Children excitedly pointed out the rabbit sprinting away from a stalking fox in the cornfield and tried to count cabbages and piglets.

Dignitaries including the first lady of Pennsylvania, Susan Corbett; Lt. Gov. Jim Cawley; state Secretary of Agriculture George Greig; and Sens. Bob Casey and Pat Toomey all found time to visit the farm this week to shake Foster’s hand and view the display situated in the Today’s Agriculture exhibit area.

It all started in 1988 when Foster, a lifelong Indiana County resident, wondered if he could build a barn to 1:16 scale with an authentic double plank floor. It took nine months in his spare time to finish the big (23 inches by 36 inches by 26 inches) red structure. But the barn looked lonely without a farmhouse — which needed a woodshed, and a chicken coop, and a milk house, and a corn crib — and the little farm grew and grew.

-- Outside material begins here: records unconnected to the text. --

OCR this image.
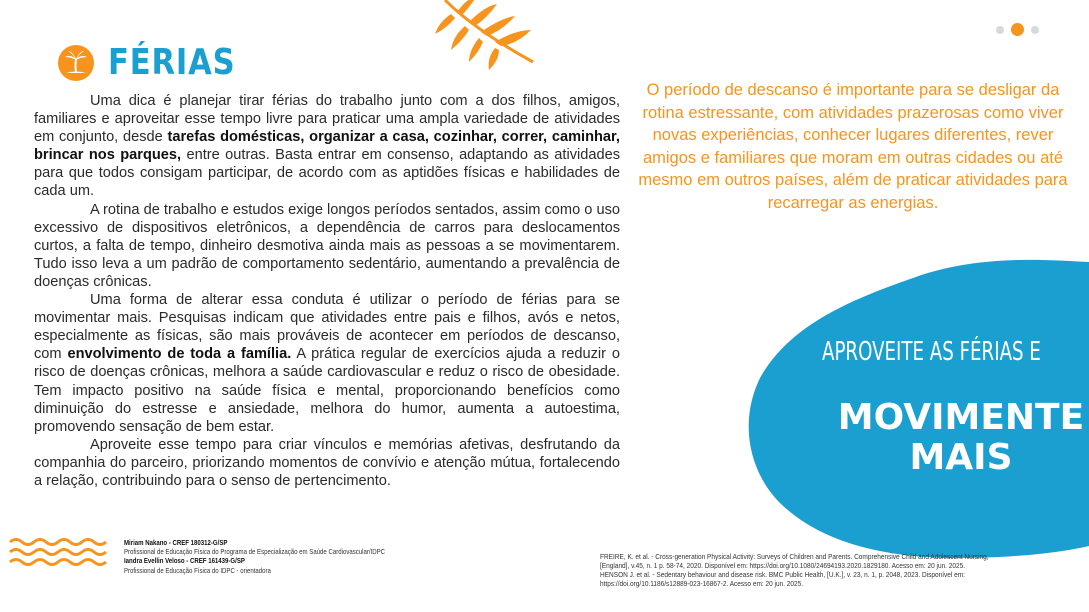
FÉRIAS

Uma dica é planejar tirar férias do trabalho junto com a dos filhos, amigos, familiares e aproveitar esse tempo livre para praticar uma ampla variedade de atividades em conjunto, desde tarefas domésticas, organizar a casa, cozinhar, correr, caminhar, brincar nos parques, entre outras. Basta entrar em consenso, adaptando as atividades para que todos consigam participar, de acordo com as aptidões físicas e habilidades de cada um.

A rotina de trabalho e estudos exige longos períodos sentados, assim como o uso excessivo de dispositivos eletrônicos, a dependência de carros para deslocamentos curtos, a falta de tempo, dinheiro desmotiva ainda mais as pessoas a se movimentarem. Tudo isso leva a um padrão de comportamento sedentário, aumentando a prevalência de doenças crônicas.

Uma forma de alterar essa conduta é utilizar o período de férias para se movimentar mais. Pesquisas indicam que atividades entre pais e filhos, avós e netos, especialmente as físicas, são mais prováveis de acontecer em períodos de descanso, com envolvimento de toda a família. A prática regular de exercícios ajuda a reduzir o risco de doenças crônicas, melhora a saúde cardiovascular e reduz o risco de obesidade. Tem impacto positivo na saúde física e mental, proporcionando benefícios como diminuição do estresse e ansiedade, melhora do humor, aumenta a autoestima, promovendo sensação de bem estar.

Aproveite esse tempo para criar vínculos e memórias afetivas, desfrutando da companhia do parceiro, priorizando momentos de convívio e atenção mútua, fortalecendo a relação, contribuindo para o senso de pertencimento.

O período de descanso é importante para se desligar da rotina estressante, com atividades prazerosas como viver novas experiências, conhecer lugares diferentes, rever amigos e familiares que moram em outras cidades ou até mesmo em outros países, além de praticar atividades para recarregar as energias.
APROVEITE AS FÉRIAS E
MOVIMENTE
MAIS
Miriam Nakano - CREF 180312-G/SP
Profissional de Educação Física do Programa de Especialização em Saúde Cardiovascular/IDPC
Iandra Evellin Veloso - CREF 161439-G/SP
Profissional de Educação Física do IDPC - orientadora
FREIRE, K. et al. - Cross-generation Physical Activity: Surveys of Children and Parents. Comprehensive Child and Adolescent Nursing, [England], v.45, n. 1 p. 58-74, 2020. Disponível em: https://doi.org/10.1080/24694193.2020.1829180. Acesso em: 20 jun. 2025.
HENSON J. et al. - Sedentary behaviour and disease risk. BMC Public Health, [U.K.], v. 23, n. 1, p. 2048, 2023. Disponível em: https://doi.org/10.1186/s12889-023-16867-2. Acesso em: 20 jun. 2025.
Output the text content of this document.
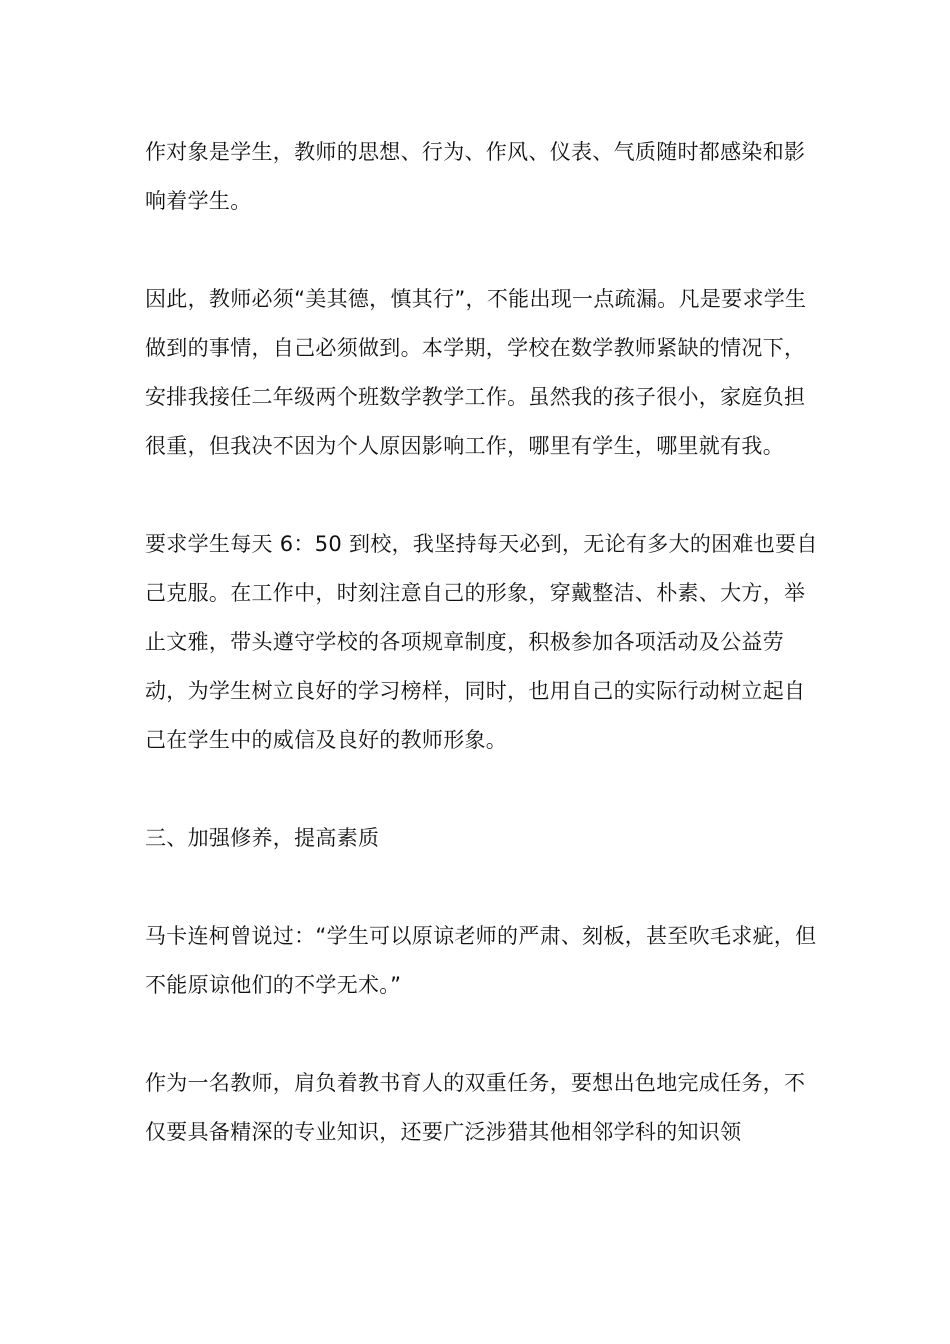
作对象是学生，教师的思想、行为、作风、仪表、气质随时都感染和影响着学生。

因此，教师必须“美其德，慎其行”，不能出现一点疏漏。凡是要求学生做到的事情，自己必须做到。本学期，学校在数学教师紧缺的情况下，安排我接任二年级两个班数学教学工作。虽然我的孩子很小，家庭负担很重，但我决不因为个人原因影响工作，哪里有学生，哪里就有我。

要求学生每天 6：50 到校，我坚持每天必到，无论有多大的困难也要自己克服。在工作中，时刻注意自己的形象，穿戴整洁、朴素、大方，举止文雅，带头遵守学校的各项规章制度，积极参加各项活动及公益劳动，为学生树立良好的学习榜样，同时，也用自己的实际行动树立起自己在学生中的威信及良好的教师形象。

三、加强修养，提高素质

马卡连柯曾说过：“学生可以原谅老师的严肃、刻板，甚至吹毛求疵，但不能原谅他们的不学无术。”

作为一名教师，肩负着教书育人的双重任务，要想出色地完成任务，不仅要具备精深的专业知识，还要广泛涉猎其他相邻学科的知识领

Many of those who came to the Farm Show said they had seen media coverage of Foster’s pint-sized homestead and made the trip especially to see it for themselves.

In 1993, the exhibit made its debut at the Summerville Toy Show where it won Best of Show that year and every year it participated.

Foster’s farm first appeared at the Indiana County Fair in 2000 and has returned annually, although it is never exactly the same from one year to the next. It was at the fair that a Farm Show representative first saw it and issued the special invitation that resulted in the miniature farm’s trip to Harrisburg.